Brooks’ campaign is offering committee people the option to keep their support of her campaign private.
‘An opportunity to get more progressive’
Committee person Alison Stohr in the 36th Ward, which covers parts of Point Breeze, said she plans to sign the letter in support of Brooks.
“This is not at all a threat to Democrats,” Stohr said. “This is an opportunity for us to get more progressive people in city Hall — which would only benefit Democrats. I see that as advancing the agenda of the Democratic Party.”
Brooks, a longtime community organizer and Nicetown resident, has already raised more money than any local third-party candidate in Philadelphia history. She’s also picked up endorsements from political heavyweights like U.S. Sen. Elizabeth Warren.

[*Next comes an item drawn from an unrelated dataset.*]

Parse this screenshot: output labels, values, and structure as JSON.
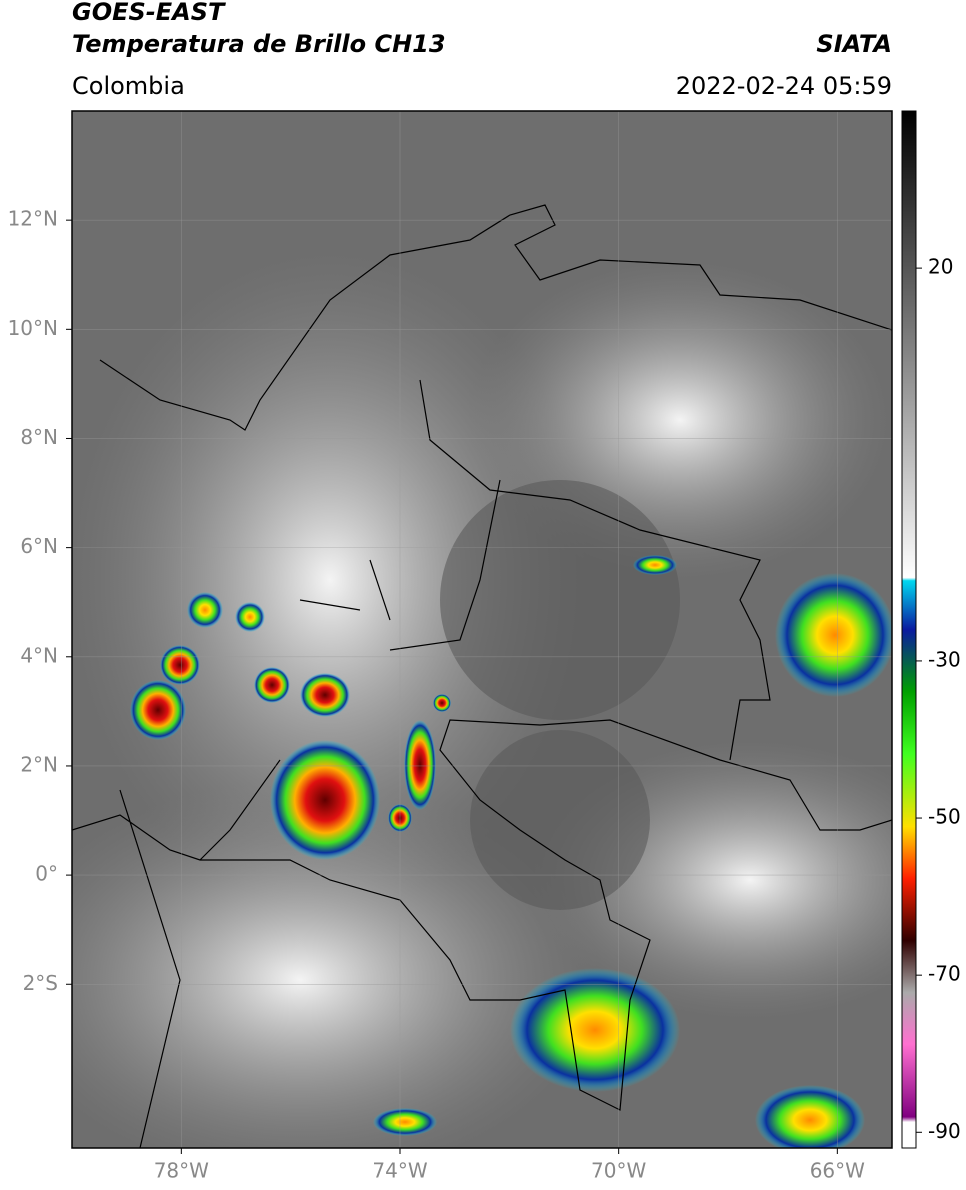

The letter from her campaign doesn’t necessarily ask Democrats to stump for her outside of polling places.
“Some of the committee folks who have expressed interest in me and my camp are people I’ve already worked with for the last 20 years,” Brooks said. “Their decision to spread their support throughout their committee or their ward is up to them.”
Alvina Brown, a committee person in the 13th Ward in Nicetown, will also sign onto the letter, she said. It is a “people over party” question for her — but she stressed that her endorsement is personal, and not a reflection of her local committee as a whole.
“I can only speak for myself,” Brown said. “People are very private with their votes.”
Brady said committee people who do endorse Brooks’ won’t be allowed to use the party’s resources. That could mean printed ballots — and also street money that the party hands out to push the candidates.
“I’m not paying for printing a ballot that doesn’t have the five Democratic nominees that won the primary,” Brady said Monday.
Said Stohr, the committee person in Point Breeze: “The number one goal of the Democratic party right now should be getting the party of Trump out of office.”